La Regina aveva il capo basso, gli occhi brillavano colmi di lacrime di rabbia. Rin sospirò cercando di ingoiare il magone che le stringeva la gola quasi da non farla più respirare.

Daiki continuò per lei. -Fu così che la trovai, ferita e zuppa di sangue. Stava ancora correndo e quando mi vide si bloccò, cercò di colpirmi facendo allungare il ramo di un albero ma crollò svenuta ancor prima che il legno avesse potuto sfiorarmi.- Il Re sorrise. -Eri già bella allora, mia cara. Lasciarti li, uccidere una creatura degna di essere definita dea, mi sembrava il peggiore dei reati. Quei due pugnali sulla schiena rafforzarono la mia tesi. Non meritavi nulla di tutto quell'odio. Vedessero quanto bella sei diventata, quanto sei magnifica ora, si maledirebbero per la loro stupidità.-

La Regina sorrise, Rin fece lo stesso.

Voglio anche io qualcuno che mi guardi come il Re guarda la Regina.

Volse lo sguardo verso il suo protettore trovando quelle due magnifiche iridi d'oro intente a fissarla con attenzione, come non ci fosse altro che lei.

Come lei fosse stata la più importante, come fosse una regina.

Gli sorrise appena.

Rimane sono una domanda: come è possibile che lei sia ancora viva?

-Com'è possibile Voi siate ancora in vita, Regina?-

I due sposi si sorrisero. -Giuro che un giorno te lo dirò, Rin. E comunque il mio nome è Vibeke.-

Voglio restare anche io accanto a Sesshomaru per sempre, se c'è un qualunque modo.

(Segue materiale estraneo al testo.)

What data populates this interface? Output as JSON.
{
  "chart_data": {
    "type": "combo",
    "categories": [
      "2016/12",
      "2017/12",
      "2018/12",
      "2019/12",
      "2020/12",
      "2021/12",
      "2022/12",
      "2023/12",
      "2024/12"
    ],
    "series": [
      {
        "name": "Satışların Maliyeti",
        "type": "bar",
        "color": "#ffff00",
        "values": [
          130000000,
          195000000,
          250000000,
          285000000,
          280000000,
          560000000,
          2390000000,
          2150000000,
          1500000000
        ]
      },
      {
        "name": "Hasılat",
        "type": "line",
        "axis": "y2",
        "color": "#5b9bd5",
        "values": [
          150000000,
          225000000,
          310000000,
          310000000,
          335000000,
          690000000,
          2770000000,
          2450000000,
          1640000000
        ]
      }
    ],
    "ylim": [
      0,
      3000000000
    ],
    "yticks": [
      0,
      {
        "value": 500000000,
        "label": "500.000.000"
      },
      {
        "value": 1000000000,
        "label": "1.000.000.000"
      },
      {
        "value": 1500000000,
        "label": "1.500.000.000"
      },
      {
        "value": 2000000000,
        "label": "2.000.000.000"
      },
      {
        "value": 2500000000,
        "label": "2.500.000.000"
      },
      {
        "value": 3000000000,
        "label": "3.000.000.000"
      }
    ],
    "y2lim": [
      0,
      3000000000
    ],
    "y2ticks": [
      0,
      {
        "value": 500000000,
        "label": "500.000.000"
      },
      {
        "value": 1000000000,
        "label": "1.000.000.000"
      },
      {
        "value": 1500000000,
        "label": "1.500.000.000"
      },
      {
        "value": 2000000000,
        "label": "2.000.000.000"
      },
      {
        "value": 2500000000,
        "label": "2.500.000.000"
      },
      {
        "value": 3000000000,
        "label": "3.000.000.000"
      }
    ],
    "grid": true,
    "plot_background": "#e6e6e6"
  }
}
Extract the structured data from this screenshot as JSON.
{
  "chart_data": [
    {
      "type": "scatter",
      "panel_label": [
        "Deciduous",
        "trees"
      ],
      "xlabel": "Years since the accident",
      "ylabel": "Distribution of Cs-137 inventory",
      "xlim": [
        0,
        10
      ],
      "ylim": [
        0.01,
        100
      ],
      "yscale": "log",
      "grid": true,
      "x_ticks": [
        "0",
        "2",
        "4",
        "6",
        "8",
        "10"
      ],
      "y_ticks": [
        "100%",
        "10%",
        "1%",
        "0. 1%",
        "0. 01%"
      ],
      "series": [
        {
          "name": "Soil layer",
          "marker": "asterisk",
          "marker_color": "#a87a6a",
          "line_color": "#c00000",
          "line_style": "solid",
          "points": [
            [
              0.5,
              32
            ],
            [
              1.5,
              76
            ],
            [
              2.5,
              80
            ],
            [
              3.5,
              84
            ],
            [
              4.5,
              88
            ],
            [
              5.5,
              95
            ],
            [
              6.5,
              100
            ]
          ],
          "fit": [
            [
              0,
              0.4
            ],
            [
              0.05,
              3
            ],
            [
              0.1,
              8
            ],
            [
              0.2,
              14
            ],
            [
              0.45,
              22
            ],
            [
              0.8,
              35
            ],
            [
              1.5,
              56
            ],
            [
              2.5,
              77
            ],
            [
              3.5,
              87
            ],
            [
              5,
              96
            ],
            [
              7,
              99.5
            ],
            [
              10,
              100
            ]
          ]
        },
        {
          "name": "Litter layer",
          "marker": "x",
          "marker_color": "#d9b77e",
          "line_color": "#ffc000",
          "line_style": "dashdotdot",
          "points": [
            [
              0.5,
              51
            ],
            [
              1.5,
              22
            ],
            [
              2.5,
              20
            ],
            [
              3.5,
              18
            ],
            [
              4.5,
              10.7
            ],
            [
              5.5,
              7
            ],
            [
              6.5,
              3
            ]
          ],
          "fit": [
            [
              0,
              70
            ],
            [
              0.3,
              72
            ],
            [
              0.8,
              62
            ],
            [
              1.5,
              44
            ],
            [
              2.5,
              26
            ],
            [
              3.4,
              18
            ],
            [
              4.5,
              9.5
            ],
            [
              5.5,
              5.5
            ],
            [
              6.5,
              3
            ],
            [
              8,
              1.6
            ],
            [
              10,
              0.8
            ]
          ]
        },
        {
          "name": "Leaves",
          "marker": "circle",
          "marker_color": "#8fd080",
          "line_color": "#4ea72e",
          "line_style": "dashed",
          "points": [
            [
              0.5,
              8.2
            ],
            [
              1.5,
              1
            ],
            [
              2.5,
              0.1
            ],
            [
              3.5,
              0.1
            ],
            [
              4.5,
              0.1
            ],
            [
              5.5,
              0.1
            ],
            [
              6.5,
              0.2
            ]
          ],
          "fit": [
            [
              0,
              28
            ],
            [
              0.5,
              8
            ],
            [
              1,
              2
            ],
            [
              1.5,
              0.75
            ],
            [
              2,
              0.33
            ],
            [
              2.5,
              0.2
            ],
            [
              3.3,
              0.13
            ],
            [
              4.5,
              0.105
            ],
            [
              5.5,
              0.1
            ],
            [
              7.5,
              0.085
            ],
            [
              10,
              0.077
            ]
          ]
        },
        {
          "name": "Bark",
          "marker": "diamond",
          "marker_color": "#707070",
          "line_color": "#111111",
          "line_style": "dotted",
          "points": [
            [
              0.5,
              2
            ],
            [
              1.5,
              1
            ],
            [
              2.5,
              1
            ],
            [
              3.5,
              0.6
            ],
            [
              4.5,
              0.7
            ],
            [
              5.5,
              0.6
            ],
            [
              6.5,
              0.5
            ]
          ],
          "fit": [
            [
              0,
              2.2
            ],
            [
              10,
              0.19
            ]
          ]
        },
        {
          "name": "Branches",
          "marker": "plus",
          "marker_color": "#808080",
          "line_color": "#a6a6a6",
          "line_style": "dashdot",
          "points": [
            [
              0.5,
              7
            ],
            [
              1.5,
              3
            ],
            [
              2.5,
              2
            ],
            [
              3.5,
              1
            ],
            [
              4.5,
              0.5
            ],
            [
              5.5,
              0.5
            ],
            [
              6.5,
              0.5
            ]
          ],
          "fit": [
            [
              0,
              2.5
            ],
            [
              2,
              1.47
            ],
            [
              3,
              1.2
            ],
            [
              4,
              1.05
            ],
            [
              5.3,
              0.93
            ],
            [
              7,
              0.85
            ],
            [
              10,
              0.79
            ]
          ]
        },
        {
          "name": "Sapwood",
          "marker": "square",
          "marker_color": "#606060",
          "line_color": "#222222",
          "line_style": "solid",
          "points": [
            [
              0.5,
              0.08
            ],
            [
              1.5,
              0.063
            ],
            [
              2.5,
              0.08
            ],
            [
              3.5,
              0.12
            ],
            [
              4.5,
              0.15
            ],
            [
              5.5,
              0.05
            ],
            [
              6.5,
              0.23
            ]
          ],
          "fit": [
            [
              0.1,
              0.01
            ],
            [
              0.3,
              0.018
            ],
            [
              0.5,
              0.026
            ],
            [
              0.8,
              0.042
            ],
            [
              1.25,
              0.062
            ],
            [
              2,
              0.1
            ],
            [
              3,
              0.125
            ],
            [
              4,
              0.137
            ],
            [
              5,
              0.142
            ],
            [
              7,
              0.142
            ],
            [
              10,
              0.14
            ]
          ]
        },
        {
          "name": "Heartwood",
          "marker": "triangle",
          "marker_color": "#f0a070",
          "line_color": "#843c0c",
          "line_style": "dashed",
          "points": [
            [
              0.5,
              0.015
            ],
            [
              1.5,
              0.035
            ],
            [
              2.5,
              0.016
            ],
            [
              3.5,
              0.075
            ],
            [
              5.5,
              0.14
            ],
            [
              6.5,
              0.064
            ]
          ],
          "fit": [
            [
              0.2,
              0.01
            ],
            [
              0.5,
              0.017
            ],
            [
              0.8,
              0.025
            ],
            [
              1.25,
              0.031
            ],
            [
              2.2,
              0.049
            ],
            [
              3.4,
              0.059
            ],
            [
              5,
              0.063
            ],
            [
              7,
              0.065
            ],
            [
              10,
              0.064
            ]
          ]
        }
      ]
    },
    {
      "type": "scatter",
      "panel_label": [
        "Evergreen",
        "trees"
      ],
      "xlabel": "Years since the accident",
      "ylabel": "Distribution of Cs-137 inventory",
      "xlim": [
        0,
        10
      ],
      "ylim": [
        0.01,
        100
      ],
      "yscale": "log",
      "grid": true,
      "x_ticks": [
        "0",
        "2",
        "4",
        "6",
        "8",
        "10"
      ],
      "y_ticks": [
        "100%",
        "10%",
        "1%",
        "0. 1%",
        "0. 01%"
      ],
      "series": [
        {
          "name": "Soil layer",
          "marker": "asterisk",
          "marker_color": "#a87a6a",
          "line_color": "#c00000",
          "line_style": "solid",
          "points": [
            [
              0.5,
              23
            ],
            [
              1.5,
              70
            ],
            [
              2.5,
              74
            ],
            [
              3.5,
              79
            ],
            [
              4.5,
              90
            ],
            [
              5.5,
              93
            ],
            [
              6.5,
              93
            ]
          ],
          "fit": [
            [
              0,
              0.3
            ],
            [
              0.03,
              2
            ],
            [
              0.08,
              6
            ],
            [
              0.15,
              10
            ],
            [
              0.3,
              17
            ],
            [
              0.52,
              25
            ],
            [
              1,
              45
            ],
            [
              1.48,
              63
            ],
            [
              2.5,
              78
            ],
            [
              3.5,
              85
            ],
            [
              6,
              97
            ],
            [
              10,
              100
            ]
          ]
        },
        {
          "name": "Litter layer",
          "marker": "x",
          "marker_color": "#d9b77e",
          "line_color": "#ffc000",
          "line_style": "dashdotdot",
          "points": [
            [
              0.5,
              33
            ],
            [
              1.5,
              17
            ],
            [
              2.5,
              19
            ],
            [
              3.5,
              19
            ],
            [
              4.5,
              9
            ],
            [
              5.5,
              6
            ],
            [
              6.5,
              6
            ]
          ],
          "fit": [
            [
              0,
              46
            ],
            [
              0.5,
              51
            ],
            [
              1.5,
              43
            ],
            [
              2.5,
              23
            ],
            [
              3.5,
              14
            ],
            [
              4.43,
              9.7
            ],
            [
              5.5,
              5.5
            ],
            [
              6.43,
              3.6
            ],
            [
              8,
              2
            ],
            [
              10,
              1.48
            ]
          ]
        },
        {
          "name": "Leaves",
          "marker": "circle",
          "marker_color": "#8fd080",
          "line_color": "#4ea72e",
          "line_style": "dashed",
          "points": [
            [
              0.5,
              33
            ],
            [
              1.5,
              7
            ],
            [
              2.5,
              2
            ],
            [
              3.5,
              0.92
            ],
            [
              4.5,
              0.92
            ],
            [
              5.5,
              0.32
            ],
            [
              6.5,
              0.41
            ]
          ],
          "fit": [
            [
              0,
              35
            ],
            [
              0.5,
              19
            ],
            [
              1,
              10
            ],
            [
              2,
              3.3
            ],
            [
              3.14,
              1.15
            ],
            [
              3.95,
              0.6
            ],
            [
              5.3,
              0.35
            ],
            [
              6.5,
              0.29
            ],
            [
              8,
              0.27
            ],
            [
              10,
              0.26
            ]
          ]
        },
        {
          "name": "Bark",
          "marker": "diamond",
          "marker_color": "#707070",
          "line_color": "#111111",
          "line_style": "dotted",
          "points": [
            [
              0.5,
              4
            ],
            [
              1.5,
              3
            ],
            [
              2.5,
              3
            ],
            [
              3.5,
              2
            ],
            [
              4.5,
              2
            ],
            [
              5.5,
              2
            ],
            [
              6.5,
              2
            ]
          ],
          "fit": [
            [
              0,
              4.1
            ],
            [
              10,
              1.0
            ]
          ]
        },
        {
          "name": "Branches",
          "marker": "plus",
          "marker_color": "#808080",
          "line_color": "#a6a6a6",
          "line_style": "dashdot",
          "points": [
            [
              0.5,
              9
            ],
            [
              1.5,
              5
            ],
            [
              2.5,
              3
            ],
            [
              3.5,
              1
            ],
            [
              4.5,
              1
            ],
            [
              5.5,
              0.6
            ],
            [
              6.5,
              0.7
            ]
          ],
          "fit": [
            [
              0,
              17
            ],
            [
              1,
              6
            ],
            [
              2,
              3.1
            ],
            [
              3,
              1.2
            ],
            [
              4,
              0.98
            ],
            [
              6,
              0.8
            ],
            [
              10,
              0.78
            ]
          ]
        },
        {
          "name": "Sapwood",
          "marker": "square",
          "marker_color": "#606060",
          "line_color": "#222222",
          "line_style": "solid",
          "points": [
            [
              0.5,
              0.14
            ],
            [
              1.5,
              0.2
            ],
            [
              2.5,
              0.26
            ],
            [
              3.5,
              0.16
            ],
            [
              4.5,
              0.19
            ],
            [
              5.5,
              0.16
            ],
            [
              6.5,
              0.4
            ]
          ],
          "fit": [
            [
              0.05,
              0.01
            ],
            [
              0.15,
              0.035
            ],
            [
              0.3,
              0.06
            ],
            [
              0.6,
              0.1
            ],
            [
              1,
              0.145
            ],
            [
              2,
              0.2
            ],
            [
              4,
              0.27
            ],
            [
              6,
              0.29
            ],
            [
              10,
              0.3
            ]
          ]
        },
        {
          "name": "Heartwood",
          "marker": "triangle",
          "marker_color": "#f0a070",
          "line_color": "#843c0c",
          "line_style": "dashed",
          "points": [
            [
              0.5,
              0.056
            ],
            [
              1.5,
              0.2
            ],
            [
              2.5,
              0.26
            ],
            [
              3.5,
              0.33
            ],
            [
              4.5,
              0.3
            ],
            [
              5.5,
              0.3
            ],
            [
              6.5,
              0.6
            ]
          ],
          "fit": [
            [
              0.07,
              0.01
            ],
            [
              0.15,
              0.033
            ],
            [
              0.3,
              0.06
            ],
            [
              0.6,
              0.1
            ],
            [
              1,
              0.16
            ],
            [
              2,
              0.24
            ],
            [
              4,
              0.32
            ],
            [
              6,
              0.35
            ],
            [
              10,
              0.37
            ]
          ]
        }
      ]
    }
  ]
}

Due donne anziane si avvicinarono loro, inchinandosi rispettosamente dinnanzi i Reali. -Miei signori, la cena è pronta. Abbiamo già fatto accomodare gli altri ospiti nella sala da pranzo.-

Daiki annuì porgendo una mano a Vibeke e aiutandola ad alzarsi.

Rin attese Sesshomaru e si avviò a seguire i sovrani solo una volta che il demone bianco le si affiancò. Lui la guardò per un istante, sembrava volerla costantemente controllare quasi temesse che l'attacco di Magatsuhi avesse fatto più danni di quelli che si vedevano.

Gli sorrise.

-Ho una grandissima fame, Signor Sesshomaru.-

Il suo pancino brontolò in risposta, chissà perchè ma a Rin parve quasi che Sesshomaru fosse divertito.


-


Vibeke si era allontanata subito dopo la cena, scusandosi con tutti i presenti e dicendo che necessitava di prendere aria.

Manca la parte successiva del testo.